Mit der Membrantechnologie wird die Nachklärung überflüssig; der Schlamm wird stattdessen durch die Membranen mechanisch abgetrennt. Auch auf einen Sandfilter kann verzichtet werden, weil die lediglich 0.04 Mikrometer grossen Poren der Membranen (das ­heisst etwa 1000-mal dünner als ein menschliches Haar) für Partikel und Keime praktisch undurchlässig sind. Für Werner Eberli, der als Umwelt- und Abwasserfachmann die Behörden beim Bau der neuen Kläranlage beraten hat, ist dies einer der grossen Vorteile: «Die Membranfilter gewährleisten einen nahezu partikel- und keimfreien Abfluss.» Bestätigt wird dies durch die Messungen. Ein Liter gereinigtes Abwasser darf in der Summe nicht mehr als 5 mg ungelöste Stoffe enthalten. In Uerikon ist dieser Wert kleiner als 1 mg. Auch beim Phosphor wird der Wert deutlich eingehalten. Gefordert sind 0.8 mg/l, gemessen wurden zwischen 0.1 und 0.2 mg/l.

Wenig wirksam bei Mikroverunreinigungen

Seit einiger Zeit suchen Abwasserfachleute nach Möglichkeiten, wie sogenannte Mikro­verunreinigungen aus dem Abwasser entfernt werden können. Zu diesen Verbindungen zählen etwa Rückstände von Medikamenten, Pflanzenschutzmitteln, Körperpflegeprodukten und Reinigungsmitteln.
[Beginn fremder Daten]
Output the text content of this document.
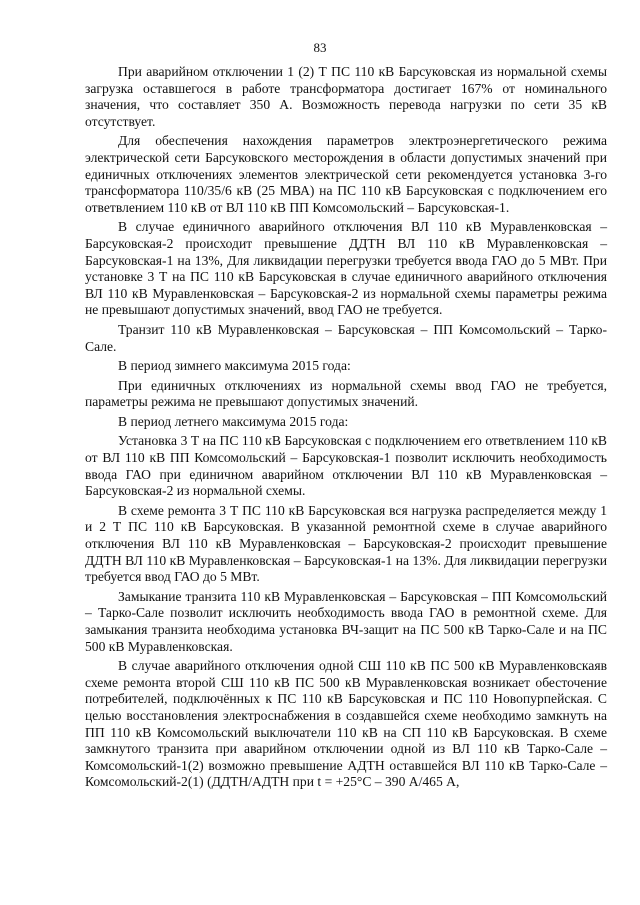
83

При аварийном отключении 1 (2) Т ПС 110 кВ Барсуковская из нормальной схемы загрузка оставшегося в работе трансформатора достигает 167% от номинального значения, что составляет 350 А. Возможность перевода нагрузки по сети 35 кВ отсутствует.

Для обеспечения нахождения параметров электроэнергетического режима электрической сети Барсуковского месторождения в области допустимых значений при единичных отключениях элементов электрической сети рекомендуется установка 3-го трансформатора 110/35/6 кВ (25 МВА) на ПС 110 кВ Барсуковская с подключением его ответвлением 110 кВ от ВЛ 110 кВ ПП Комсомольский – Барсуковская-1.

В случае единичного аварийного отключения ВЛ 110 кВ Муравленковская – Барсуковская-2 происходит превышение ДДТН ВЛ 110 кВ Муравленковская – Барсуковская-1 на 13%, Для ликвидации перегрузки требуется ввода ГАО до 5 МВт. При установке 3 Т на ПС 110 кВ Барсуковская в случае единичного аварийного отключения ВЛ 110 кВ Муравленковская – Барсуковская-2 из нормальной схемы параметры режима не превышают допустимых значений, ввод ГАО не требуется.

Транзит 110 кВ Муравленковская – Барсуковская – ПП Комсомольский – Тарко-Сале.

В период зимнего максимума 2015 года:

При единичных отключениях из нормальной схемы ввод ГАО не требуется, параметры режима не превышают допустимых значений.

В период летнего максимума 2015 года:

Установка 3 Т на ПС 110 кВ Барсуковская с подключением его ответвлением 110 кВ от ВЛ 110 кВ ПП Комсомольский – Барсуковская-1 позволит исключить необходимость ввода ГАО при единичном аварийном отключении ВЛ 110 кВ Муравленковская – Барсуковская-2 из нормальной схемы.

В схеме ремонта 3 Т ПС 110 кВ Барсуковская вся нагрузка распределяется между 1 и 2 Т ПС 110 кВ Барсуковская. В указанной ремонтной схеме в случае аварийного отключения ВЛ 110 кВ Муравленковская – Барсуковская-2 происходит превышение ДДТН ВЛ 110 кВ Муравленковская – Барсуковская-1 на 13%. Для ликвидации перегрузки требуется ввод ГАО до 5 МВт.

Замыкание транзита 110 кВ Муравленковская – Барсуковская – ПП Комсомольский – Тарко-Сале позволит исключить необходимость ввода ГАО в ремонтной схеме. Для замыкания транзита необходима установка ВЧ-защит на ПС 500 кВ Тарко-Сале и на ПС 500 кВ Муравленковская.

В случае аварийного отключения одной СШ 110 кВ ПС 500 кВ Муравленковскаяв схеме ремонта второй СШ 110 кВ ПС 500 кВ Муравленковская возникает обесточение потребителей, подключённых к ПС 110 кВ Барсуковская и ПС 110 Новопурпейская. С целью восстановления электроснабжения в создавшейся схеме необходимо замкнуть на ПП 110 кВ Комсомольский выключатели 110 кВ на СП 110 кВ Барсуковская. В схеме замкнутого транзита при аварийном отключении одной из ВЛ 110 кВ Тарко-Сале – Комсомольский-1(2) возможно превышение АДТН оставшейся ВЛ 110 кВ Тарко-Сале – Комсомольский-2(1) (ДДТН/АДТН при t = +25°C – 390 А/465 А,
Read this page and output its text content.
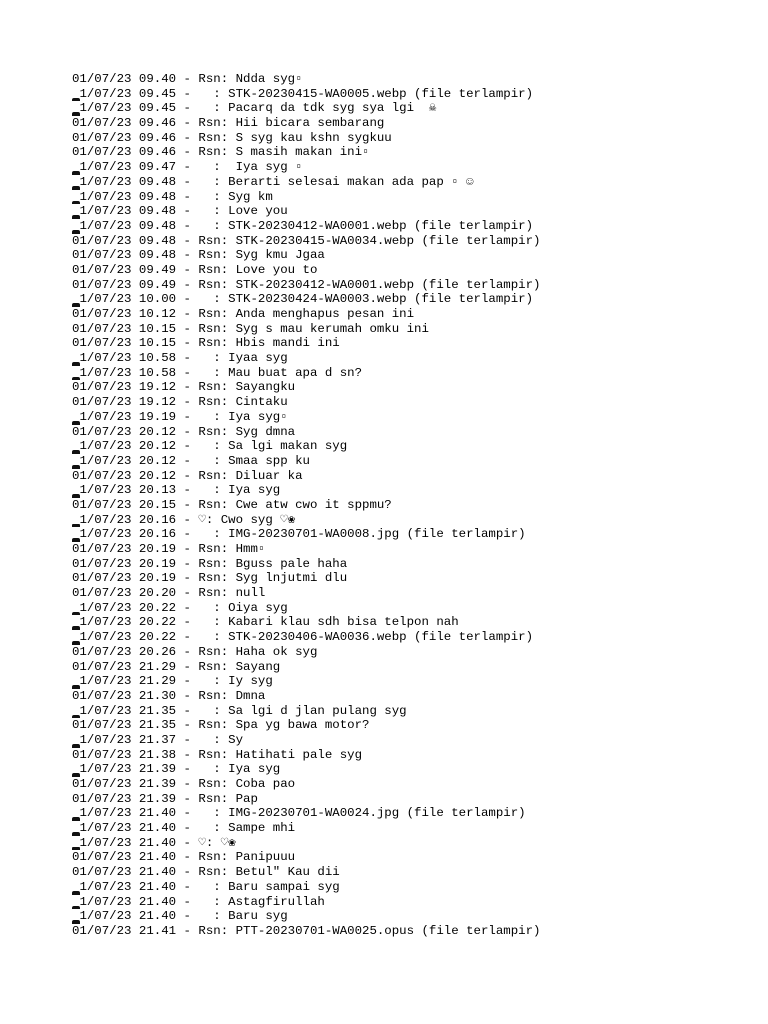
01/07/23 09.40 - Rsn: Ndda syg▫
1/07/23 09.45 -   : STK-20230415-WA0005.webp (file terlampir)
1/07/23 09.45 -   : Pacarq da tdk syg sya lgi  ☠
01/07/23 09.46 - Rsn: Hii bicara sembarang
01/07/23 09.46 - Rsn: S syg kau kshn sygkuu
01/07/23 09.46 - Rsn: S masih makan ini▫
1/07/23 09.47 -   :  Iya syg ▫
1/07/23 09.48 -   : Berarti selesai makan ada pap ▫ ☺
1/07/23 09.48 -   : Syg km
1/07/23 09.48 -   : Love you
1/07/23 09.48 -   : STK-20230412-WA0001.webp (file terlampir)
01/07/23 09.48 - Rsn: STK-20230415-WA0034.webp (file terlampir)
01/07/23 09.48 - Rsn: Syg kmu Jgaa
01/07/23 09.49 - Rsn: Love you to
01/07/23 09.49 - Rsn: STK-20230412-WA0001.webp (file terlampir)
1/07/23 10.00 -   : STK-20230424-WA0003.webp (file terlampir)
01/07/23 10.12 - Rsn: Anda menghapus pesan ini
01/07/23 10.15 - Rsn: Syg s mau kerumah omku ini
01/07/23 10.15 - Rsn: Hbis mandi ini
1/07/23 10.58 -   : Iyaa syg
1/07/23 10.58 -   : Mau buat apa d sn?
01/07/23 19.12 - Rsn: Sayangku
01/07/23 19.12 - Rsn: Cintaku
1/07/23 19.19 -   : Iya syg▫
01/07/23 20.12 - Rsn: Syg dmna
1/07/23 20.12 -   : Sa lgi makan syg
1/07/23 20.12 -   : Smaa spp ku
01/07/23 20.12 - Rsn: Diluar ka
1/07/23 20.13 -   : Iya syg
01/07/23 20.15 - Rsn: Cwe atw cwo it sppmu?
1/07/23 20.16 - ♡: Cwo syg ♡❀
1/07/23 20.16 -   : IMG-20230701-WA0008.jpg (file terlampir)
01/07/23 20.19 - Rsn: Hmm▫
01/07/23 20.19 - Rsn: Bguss pale haha
01/07/23 20.19 - Rsn: Syg lnjutmi dlu
01/07/23 20.20 - Rsn: null
1/07/23 20.22 -   : Oiya syg
1/07/23 20.22 -   : Kabari klau sdh bisa telpon nah
1/07/23 20.22 -   : STK-20230406-WA0036.webp (file terlampir)
01/07/23 20.26 - Rsn: Haha ok syg
01/07/23 21.29 - Rsn: Sayang
1/07/23 21.29 -   : Iy syg
01/07/23 21.30 - Rsn: Dmna
1/07/23 21.35 -   : Sa lgi d jlan pulang syg
01/07/23 21.35 - Rsn: Spa yg bawa motor?
1/07/23 21.37 -   : Sy
01/07/23 21.38 - Rsn: Hatihati pale syg
1/07/23 21.39 -   : Iya syg
01/07/23 21.39 - Rsn: Coba pao
01/07/23 21.39 - Rsn: Pap
1/07/23 21.40 -   : IMG-20230701-WA0024.jpg (file terlampir)
1/07/23 21.40 -   : Sampe mhi
1/07/23 21.40 - ♡: ♡❀
01/07/23 21.40 - Rsn: Panipuuu
01/07/23 21.40 - Rsn: Betul" Kau dii
1/07/23 21.40 -   : Baru sampai syg
1/07/23 21.40 -   : Astagfirullah
1/07/23 21.40 -   : Baru syg
01/07/23 21.41 - Rsn: PTT-20230701-WA0025.opus (file terlampir)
Es gibt Hinweise, dass diese Stoffe bereits in sehr geringen Konzentrationen die Ökosysteme beeinträchtigen. Mit Membranen, wie sie nun in Uerikon zum Einsatz kommen, können solche Mikroverunreinigungen jedoch nicht herausgefiltert werden. «Dafür sind die Poren um mindestens einen Faktor 100 zu gross», sagt Adriano Joss vom Eidgenössischen Wasserforschungsinstitut Eawag in Dübendorf. Wie Untersuchun­gen zeigten, werden Mikroverunreinigungen mit Membranfiltern aber etwas besser abgebaut als in konventionellen Anlagen. Der Grund dafür liegt im höheren Schlammalter. In der ­Anlage Uerikon beträgt dieses 30 Tage, während es in konventionellen Anlagen aus betrieblichen Gründen in der Regel nur etwa 15 Tage sind. Durch das höhere Schlammalter entsteht eine vielfältigere Population von Mikroorganismen mit einigen Abbauspezialisten, die einen etwas besseren Abbau der Schadstoffe ermöglichen. Ursprünglich erhoffte man sich jedoch bessere Ergebnisse. Nach den bisherigen Erfahrungen sei es mit Membran­filtern alleine nicht möglich, die Mikroverunreinigungen aus dem Abwasser zu entfernen, sagt Joss. Deshalb würden zurzeit andere Methoden, wie etwa der Einsatz von Ozon, getestet (siehe nachfolgenden Artikel).

Deutlich höhere Verfahrenskosten

In Uerikon waren die Voraussetzungen für eine Membrananlage günstig, meint Werner Eberli. So wird beispielsweise in den seenahen Gebieten das Regenwasser separat abgeleitet. Dank dieser Trennung sei der Fremdwasseranteil im Abwasser relativ klein, wodurch weniger Wasser durch die Membranen gepresst werden müsse. Dies wirkt sich positiv auf die Betriebskosten aus. Bezüglich Kosten und Energie fällt vor allem die Belüftung der Membranen ins Gewicht. Das Einblasen von Luft ist nötig, weil sich sonst Schlamm an den Membranen ansetzen und die Poren verstopfen würde.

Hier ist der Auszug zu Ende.